In July this year (2021), we touched upon J&T’s leading position in Indonesia ecommerce logistics in our Blooming ecommerce in Indonesia Part 2.2 – Logistics and Enablers report.
J&T has since made multiple moves, in headlines or not: expansion into Latin America and the Middle East, as well as its recent acquisition of Best’s express business in China.
In Momentum Works’s community app Impulso, we see discussions around J&T’s strategies amidst the growing control of ecommerce platforms.
With that, following Who is Shopee and Who is Nubank reports, in the latest installment of Momentum Works’ company anatomy series, we unpack some of the market attention and connect the underlying logic of Who is J&T.
This report will answer fundamental questions:
- What are J&T success factors?
- What’s next for J&T after Latam and the Middle East?
- Will J&T be the next UPS or FedEx of the ecommerce age?
J&T’s strong root in Oppo ecosystem plays big part in its success
J&T founder Jet Lee’s background as Oppo distributor in China and later on in Indonesia gave him not only the experience in leading teams and building networks, but also the deeply-ingrained culture of fighting and perseverance.
Oppo is also part of the BBK ecosystem, which also includes Oppo, Vivo, OnePlus and Realme companies/brands. The founder of BBK, Duan Yongping is an avid investor who has angel-invested and mentored the founder of Pinduoduo, J&T also benefited from the network’s support on funding, people and distribution network.
Underlying J&T’s successes is a combination of three factors: Right timing, at the right place, with right people, coupled with strong execution focus.
Ride on right timing
With booming Chinese cross border ecommerce exports and Shopee’s global expansion, many investors, having exhausted high growth opportunities in more mature markets (i.e.: China and the United States) are starting to look into companies from emerging markets.
Going global beyond its Asian core presents a good growth story for J&T in its current trajectory.
2. Ride on key partners relationships and resources
Ecommerce competitive tension in China has paved the way for J&T’s quick entry.
Alibaba (which contributes 54% of ecommerce parcel volume in the country) outsourced its logistics mainly to the ‘Tongda group of 5’ companies, all of which it has invested in;
JD took a different approach, delivering through in-house logistics arm – JD Logistics (separately listed on Hong Kong Exchange);
J&T rode on this gap by delivering for Pinduoduo, which was fast growing but did not have any express delivery affiliate. The Duan Yongping and BBK connection probably played a part in this de facto partnership.
3. Ruthless execution
Supporting J&T’s ambition is its risk appetite. We see that in its move to launch the most aggressive price war in the history, “¥1 to deliver nationwide from Yiwu”.
With the acquisition of BEST’s domestic express business, J&T would achieve a combined market share of 17% in China’s express logistic market . This will place J&T as the country’s third largest player in terms of delivery volume.
While success is not guaranteed, J&T has shown great momentum in its expansion.

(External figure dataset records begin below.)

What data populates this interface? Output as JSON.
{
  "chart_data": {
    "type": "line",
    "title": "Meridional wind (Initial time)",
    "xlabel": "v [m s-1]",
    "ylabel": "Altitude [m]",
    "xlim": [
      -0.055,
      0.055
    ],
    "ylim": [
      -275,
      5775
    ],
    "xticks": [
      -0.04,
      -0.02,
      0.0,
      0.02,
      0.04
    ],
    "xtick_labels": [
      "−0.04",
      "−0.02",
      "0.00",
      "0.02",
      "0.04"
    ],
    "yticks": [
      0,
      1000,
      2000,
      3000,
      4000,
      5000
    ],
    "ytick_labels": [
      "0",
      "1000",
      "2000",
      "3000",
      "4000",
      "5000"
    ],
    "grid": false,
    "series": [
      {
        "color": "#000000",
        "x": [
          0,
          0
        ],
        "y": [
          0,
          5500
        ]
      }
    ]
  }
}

Defending and succeeding in China, will be the key to J&T’s global strategy, plans and valuation.
Will J&T be the UPS or FedEx of the ecommerce age?
J&T will continue to expand globally, tapping into more markets, as well as more parts of the commerce logistics value chain; Europe and North America could be targets too.
In parallel, it will invest into companies along the value chain, which provide solutions / services to complement J&T’s own capabilities, to eventually become the UPS of the ecommerce age.
Ultimately, J&T’s combination of operational aggressiveness and strategic patience is a virtue, especially in the rough and highly competitive ecommerce logistics market.